RBI Governor Raghuram Rajan surprised markets in his maiden policy review on Friday by raising interest rates to ward off rising inflation, while scaling back some of the emergency measures put in place to support the ailing rupee.
The NSE banking index fell 4.14 percent, wiping off most of Thursday's gains when banks rallied on the U.S. Federal Reserve's unexpected decision to not scale back its $85 billion-a-month bond purchases.
"What's clear now is that Raghuram Rajan is very focused on containing inflation and currency, and that means high interest rates until we see prices coming down and a greater fiscal discipline," said Aneesh Srivastava, Chief Investment Officer, of IDBI Federal Life Insurance.

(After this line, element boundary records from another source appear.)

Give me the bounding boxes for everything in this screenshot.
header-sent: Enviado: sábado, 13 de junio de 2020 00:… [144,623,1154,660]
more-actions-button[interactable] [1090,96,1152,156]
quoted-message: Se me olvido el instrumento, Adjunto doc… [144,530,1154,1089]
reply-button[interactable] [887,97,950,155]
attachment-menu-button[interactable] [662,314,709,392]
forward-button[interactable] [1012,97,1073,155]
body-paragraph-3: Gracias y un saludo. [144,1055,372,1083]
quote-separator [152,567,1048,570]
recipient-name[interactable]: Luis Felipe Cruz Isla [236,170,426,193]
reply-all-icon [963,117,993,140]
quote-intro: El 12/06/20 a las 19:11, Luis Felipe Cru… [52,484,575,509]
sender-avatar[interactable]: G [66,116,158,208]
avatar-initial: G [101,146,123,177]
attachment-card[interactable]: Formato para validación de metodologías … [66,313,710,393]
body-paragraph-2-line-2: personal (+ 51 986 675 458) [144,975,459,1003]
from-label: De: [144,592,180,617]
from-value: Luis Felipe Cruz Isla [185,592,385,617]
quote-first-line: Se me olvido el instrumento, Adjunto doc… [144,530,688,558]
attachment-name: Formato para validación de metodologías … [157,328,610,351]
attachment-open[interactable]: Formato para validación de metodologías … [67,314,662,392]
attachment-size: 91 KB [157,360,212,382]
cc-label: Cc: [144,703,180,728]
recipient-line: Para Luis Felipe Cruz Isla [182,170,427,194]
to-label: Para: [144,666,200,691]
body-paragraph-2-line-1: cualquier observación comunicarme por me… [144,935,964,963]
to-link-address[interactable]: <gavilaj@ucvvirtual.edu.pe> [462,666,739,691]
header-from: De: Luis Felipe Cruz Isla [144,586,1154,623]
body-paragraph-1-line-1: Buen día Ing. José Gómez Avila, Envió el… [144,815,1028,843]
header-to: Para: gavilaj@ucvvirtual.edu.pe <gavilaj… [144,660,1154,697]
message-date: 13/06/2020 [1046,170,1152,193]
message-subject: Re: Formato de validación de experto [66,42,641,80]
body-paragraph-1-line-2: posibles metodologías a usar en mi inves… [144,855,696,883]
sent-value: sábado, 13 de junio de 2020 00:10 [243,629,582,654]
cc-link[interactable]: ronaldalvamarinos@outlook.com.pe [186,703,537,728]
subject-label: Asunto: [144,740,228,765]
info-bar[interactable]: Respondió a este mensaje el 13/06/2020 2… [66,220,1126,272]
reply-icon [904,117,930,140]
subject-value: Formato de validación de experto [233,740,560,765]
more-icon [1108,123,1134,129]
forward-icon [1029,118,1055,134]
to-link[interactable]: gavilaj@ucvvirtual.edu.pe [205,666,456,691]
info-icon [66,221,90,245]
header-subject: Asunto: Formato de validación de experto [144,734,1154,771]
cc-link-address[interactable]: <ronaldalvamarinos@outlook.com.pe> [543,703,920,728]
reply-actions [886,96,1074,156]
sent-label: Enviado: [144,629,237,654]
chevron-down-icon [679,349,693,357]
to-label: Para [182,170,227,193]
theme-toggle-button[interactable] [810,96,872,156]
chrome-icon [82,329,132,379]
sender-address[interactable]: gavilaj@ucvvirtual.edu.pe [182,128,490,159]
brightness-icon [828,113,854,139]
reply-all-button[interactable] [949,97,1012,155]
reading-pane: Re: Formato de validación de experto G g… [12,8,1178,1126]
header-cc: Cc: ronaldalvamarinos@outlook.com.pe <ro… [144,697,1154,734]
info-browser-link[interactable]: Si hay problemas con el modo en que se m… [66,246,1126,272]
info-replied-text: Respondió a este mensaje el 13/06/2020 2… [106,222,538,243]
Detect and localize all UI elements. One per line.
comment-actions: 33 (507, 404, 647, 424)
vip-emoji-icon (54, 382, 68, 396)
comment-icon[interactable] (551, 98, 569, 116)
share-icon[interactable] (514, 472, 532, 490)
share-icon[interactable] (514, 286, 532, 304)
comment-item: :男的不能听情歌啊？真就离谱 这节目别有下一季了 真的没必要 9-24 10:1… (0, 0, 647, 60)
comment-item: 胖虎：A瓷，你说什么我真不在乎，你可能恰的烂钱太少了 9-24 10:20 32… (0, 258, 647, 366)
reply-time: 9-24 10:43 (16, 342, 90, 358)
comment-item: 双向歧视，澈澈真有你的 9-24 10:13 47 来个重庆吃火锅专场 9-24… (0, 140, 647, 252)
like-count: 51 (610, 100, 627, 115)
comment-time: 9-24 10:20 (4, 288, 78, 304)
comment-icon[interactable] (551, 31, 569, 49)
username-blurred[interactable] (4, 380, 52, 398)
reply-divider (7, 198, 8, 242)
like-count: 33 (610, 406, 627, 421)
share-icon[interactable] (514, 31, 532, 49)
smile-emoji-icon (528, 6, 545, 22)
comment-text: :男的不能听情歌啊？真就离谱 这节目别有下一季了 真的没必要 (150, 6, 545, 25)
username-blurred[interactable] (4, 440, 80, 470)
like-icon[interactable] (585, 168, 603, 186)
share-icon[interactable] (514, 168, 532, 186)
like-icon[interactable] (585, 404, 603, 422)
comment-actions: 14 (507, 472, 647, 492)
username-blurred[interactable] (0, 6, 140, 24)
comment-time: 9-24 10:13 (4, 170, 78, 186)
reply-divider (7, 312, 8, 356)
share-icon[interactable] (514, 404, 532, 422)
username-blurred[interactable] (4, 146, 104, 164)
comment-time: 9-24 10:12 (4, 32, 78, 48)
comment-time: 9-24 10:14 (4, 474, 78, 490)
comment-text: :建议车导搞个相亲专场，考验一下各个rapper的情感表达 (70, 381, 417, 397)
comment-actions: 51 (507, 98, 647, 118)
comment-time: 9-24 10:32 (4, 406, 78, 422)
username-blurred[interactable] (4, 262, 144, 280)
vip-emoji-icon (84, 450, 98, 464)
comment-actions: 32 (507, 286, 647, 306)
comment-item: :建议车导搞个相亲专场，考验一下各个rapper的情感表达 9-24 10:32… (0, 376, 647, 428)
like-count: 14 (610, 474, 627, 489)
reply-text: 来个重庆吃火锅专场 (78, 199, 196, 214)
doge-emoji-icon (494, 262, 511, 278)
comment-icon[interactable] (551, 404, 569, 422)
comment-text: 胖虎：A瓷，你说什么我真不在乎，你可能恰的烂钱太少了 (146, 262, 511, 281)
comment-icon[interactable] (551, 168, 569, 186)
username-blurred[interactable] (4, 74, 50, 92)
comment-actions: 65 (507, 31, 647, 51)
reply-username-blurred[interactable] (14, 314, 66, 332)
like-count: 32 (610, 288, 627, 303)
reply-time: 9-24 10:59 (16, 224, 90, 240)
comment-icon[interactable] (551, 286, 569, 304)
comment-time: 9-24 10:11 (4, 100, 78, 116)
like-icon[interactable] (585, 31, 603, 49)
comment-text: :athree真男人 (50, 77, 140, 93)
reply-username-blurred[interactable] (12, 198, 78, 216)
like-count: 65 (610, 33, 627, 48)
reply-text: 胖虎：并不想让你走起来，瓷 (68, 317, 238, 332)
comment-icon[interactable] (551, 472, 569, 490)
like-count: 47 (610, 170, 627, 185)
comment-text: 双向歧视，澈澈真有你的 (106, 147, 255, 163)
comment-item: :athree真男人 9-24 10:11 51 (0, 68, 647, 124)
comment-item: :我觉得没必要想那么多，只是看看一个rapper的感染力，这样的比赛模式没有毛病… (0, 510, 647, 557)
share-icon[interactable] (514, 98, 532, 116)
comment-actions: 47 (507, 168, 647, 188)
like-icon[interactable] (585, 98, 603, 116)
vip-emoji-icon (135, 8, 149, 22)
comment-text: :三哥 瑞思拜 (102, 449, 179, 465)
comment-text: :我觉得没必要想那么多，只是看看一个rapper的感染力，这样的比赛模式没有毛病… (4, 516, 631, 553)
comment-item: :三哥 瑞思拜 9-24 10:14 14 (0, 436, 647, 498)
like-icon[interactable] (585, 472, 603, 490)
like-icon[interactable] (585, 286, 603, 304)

Rajan, who took office early this month amid India's worst economic crisis since 1991, increased the RBI's policy repo rate by 25 basis points (bps) to 7.50 percent, defying widespread forecasts that he would leave the rate on hold to bolster a sluggish economy, choosing to focus on containing the rising food prices.
The Sensex ended 1.85 percent lower at 20263.71, while the Nifty closed down 1.69 percent at 6012.10.
Among large cap banks, ICICI Bank Ltd(ICBK.NS) fell 4.73 percent, while shares of Punjab National Bank(PNBK.NS) dropped 7.41 percent.
Shares in two smaller lenders, Dena Bank(DENA.NS) and Vijaya Bank(VJBK.NS), added to their losses after the National Stock Exchange excluded them from its derivatives segment.
Stock prices of other companies that stand to lose in a high-interest rate environment also took a hit.
Automakers fell, with Tata Motors(TAMO.NS) closing 3.08 percent lower, Hero MotoCorp Ltd(HROM.NS) falling 2.84 percent and Bajaj Auto Ltd(BAJA.NS) falling 2.96 percent.
Shares in top consumer goods maker Hindustan Unilever Ltd(HLL.NS) closed 3.92 percent lower on worries that its sales volume growth may decelerate for the July-September quarter, several dealers said.